Il est d’une génération anticolonialiste qui vénérait Mendès. Proche des Montand-Signoret, il a fait des pieds et des mains pour entrer dans les gouvernements de Mitterrand. Lors du second septennat, il officia en second couteau à la Justice, à la Communication ou aux Relations extérieures. Grand seigneur, il reprend à son compte le mot qui le cingla alors : «Après avoir été un grand avocat, il a accepté d’être un petit ministre.» Et d’ajouter toujours soucieux d’avoir le dernier mot : «Tout ministre est aujourd’hui un petit ministre.» En 2017, il s’est révélé «macroniste enthousiaste». En 2022, il en recroquera «par résignation». Comme il a toujours ses entrées, il est arrivé à Kiejman de murmurer à l’oreille présidentielle. Il a fait valoir à Marcon qu’il avait trop négligé «les vieux et les pauvres». Plus largement, Kiejman estime que les politiques sont «largués» et qu’ils devraient le reconnaître au lieu de s’agiter dans le vide. Ensuite, il a parfois son âge et son itinéraire ravive certaines sensibilités. Il se fiche assez de l’écologie mais s’inquiète du mauvais sort qu’on fait aux immigrés et plaide pour une politique de la ville offensive. Sur les sujets de société qui ne l’exaltent pas forcément, il sait penser avec sa tête et choisir le camp du progrès.

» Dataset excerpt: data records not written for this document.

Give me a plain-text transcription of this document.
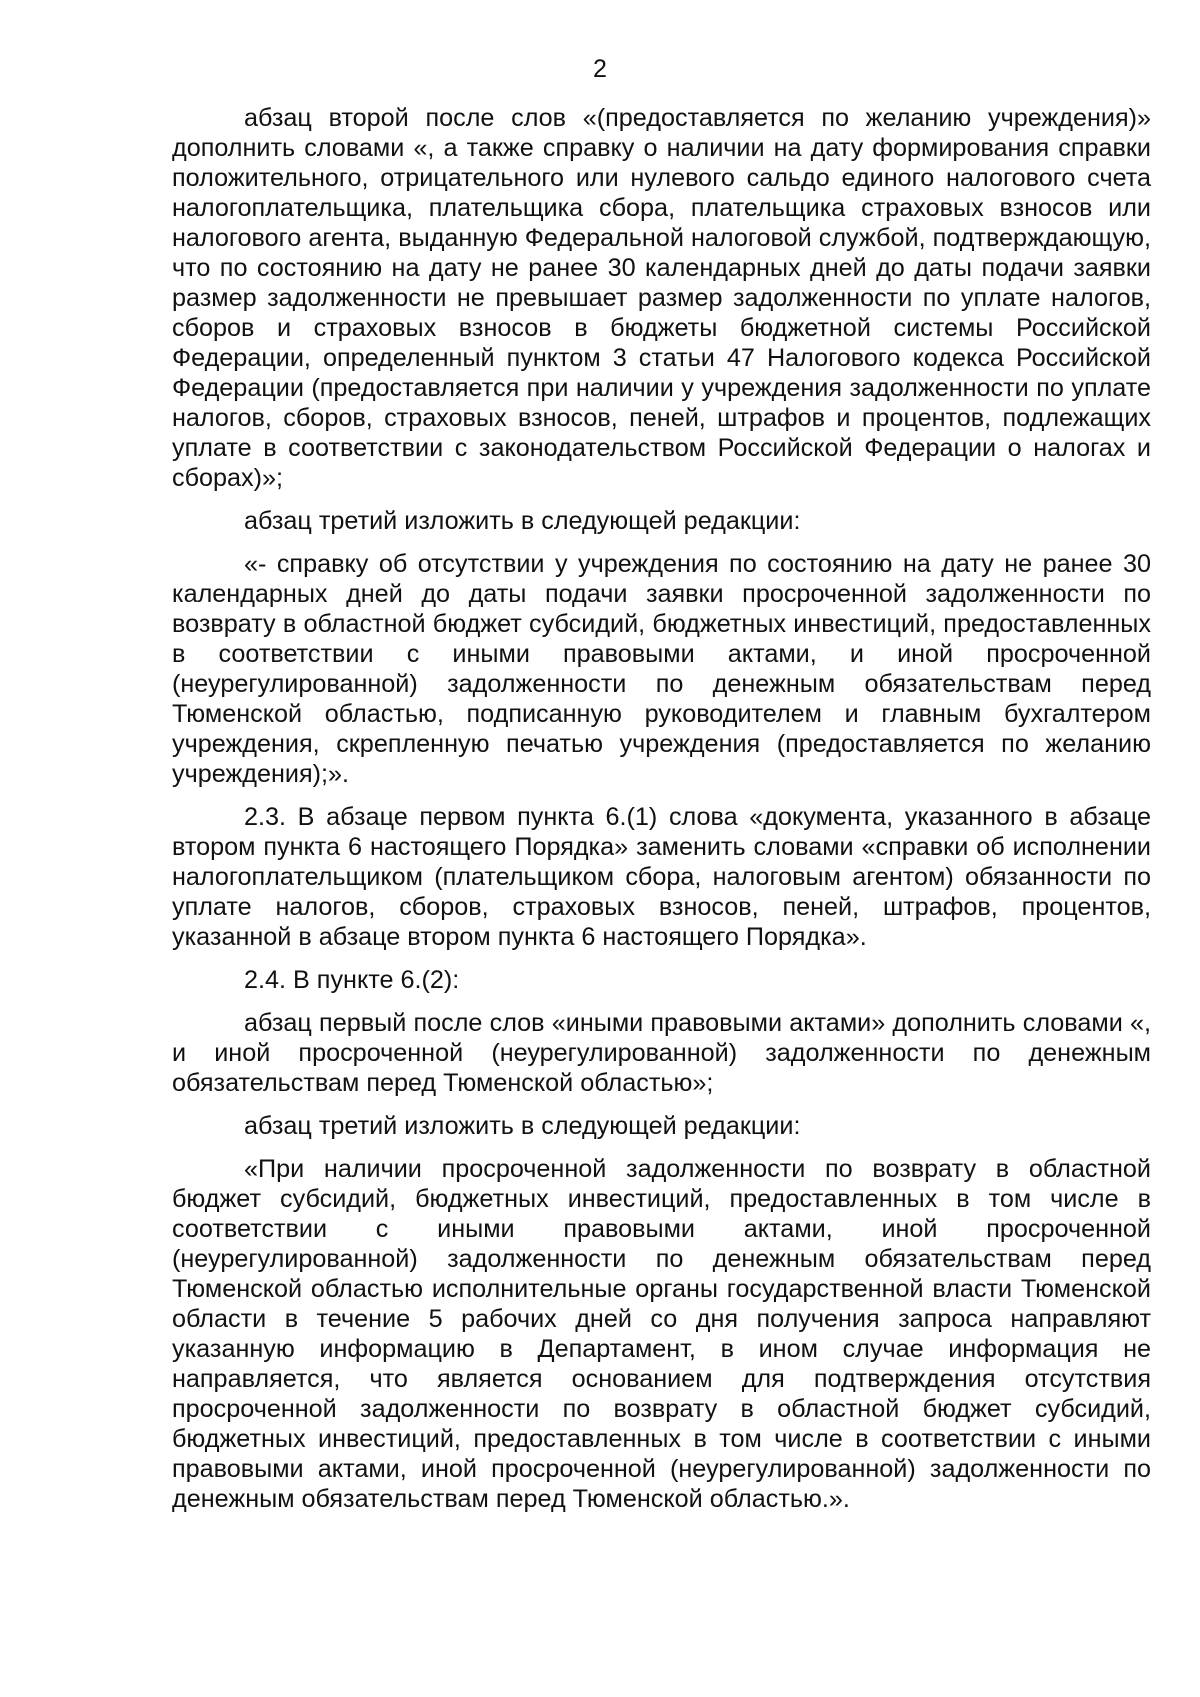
2

абзац второй после слов «(предоставляется по желанию учреждения)» дополнить словами «, а также справку о наличии на дату формирования справки положительного, отрицательного или нулевого сальдо единого налогового счета налогоплательщика, плательщика сбора, плательщика страховых взносов или налогового агента, выданную Федеральной налоговой службой, подтверждающую, что по состоянию на дату не ранее 30 календарных дней до даты подачи заявки размер задолженности не превышает размер задолженности по уплате налогов, сборов и страховых взносов в бюджеты бюджетной системы Российской Федерации, определенный пунктом 3 статьи 47 Налогового кодекса Российской Федерации (предоставляется при наличии у учреждения задолженности по уплате налогов, сборов, страховых взносов, пеней, штрафов и процентов, подлежащих уплате в соответствии с законодательством Российской Федерации о налогах и сборах)»;

абзац третий изложить в следующей редакции:

«- справку об отсутствии у учреждения по состоянию на дату не ранее 30 календарных дней до даты подачи заявки просроченной задолженности по возврату в областной бюджет субсидий, бюджетных инвестиций, предоставленных в соответствии с иными правовыми актами, и иной просроченной (неурегулированной) задолженности по денежным обязательствам перед Тюменской областью, подписанную руководителем и главным бухгалтером учреждения, скрепленную печатью учреждения (предоставляется по желанию учреждения);».

2.3. В абзаце первом пункта 6.(1) слова «документа, указанного в абзаце втором пункта 6 настоящего Порядка» заменить словами «справки об исполнении налогоплательщиком (плательщиком сбора, налоговым агентом) обязанности по уплате налогов, сборов, страховых взносов, пеней, штрафов, процентов, указанной в абзаце втором пункта 6 настоящего Порядка».

2.4. В пункте 6.(2):

абзац первый после слов «иными правовыми актами» дополнить словами «, и иной просроченной (неурегулированной) задолженности по денежным обязательствам перед Тюменской областью»;

абзац третий изложить в следующей редакции:

«При наличии просроченной задолженности по возврату в областной бюджет субсидий, бюджетных инвестиций, предоставленных в том числе в соответствии с иными правовыми актами, иной просроченной (неурегулированной) задолженности по денежным обязательствам перед Тюменской областью исполнительные органы государственной власти Тюменской области в течение 5 рабочих дней со дня получения запроса направляют указанную информацию в Департамент, в ином случае информация не направляется, что является основанием для подтверждения отсутствия просроченной задолженности по возврату в областной бюджет субсидий, бюджетных инвестиций, предоставленных в том числе в соответствии с иными правовыми актами, иной просроченной (неурегулированной) задолженности по денежным обязательствам перед Тюменской областью.».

A l’instant où le désabusement guette et où l’ombre gagne, les femmes restent la grande affaire de sa vie. Il se remémore «la douceur de leur peau, l’élégance d’une silhouette, un rire éclatant, les courbes d’un corps, les effluves d’un parfum». Ce père tardif qui découvre l’art d’être grand-père écrit : «J’ai aimé follement et j’ai follement été aimé.» Il a vécu avec Françoise Giroud qui avait quinze ans de plus que lui, ce qui intriguait alors. Avec Marie-France Pisier, il formait un couple libre dans les années 70. Il eut les faveurs de Marlène Jobert, mais pas celles de Marie Laforêt. Et avec Ludmila Mikaël, le dîner aux chandelles vira au conseil matrimonial. Fanny Ardant est une amie de toujours qui vient tempêter avec brio et qu’il tempère. Il regarde MeToo sans grande aménité, mais sait dire ses réserves avec malice. En cabotin au narcissisme revendiqué, il montre un texto laudateur d’une complice qui vient lui faire des œufs brouillés, le samedi. Et il ne tarde pas à esquisser un comparatif entre Melanie Griffith et Kim Basinger. Cloîtré mais vivace, il pointe la distorsion entre la physiologie qui renâcle et «le désir qui ne veut pas finir». Avant, mutin, de formuler un dernier vœu assez barré, celui de «mourir doucement entre les bras d’une femme blonde, agrégative de lettres modernes».
12 août 1932 Naissance à Paris.
1953 Prête serment au barreau de Paris.
1990-1993 Ministre délégué.
17 novembre L’Homme qui voulait être aimé avec Vanessa Schneider (Grasset).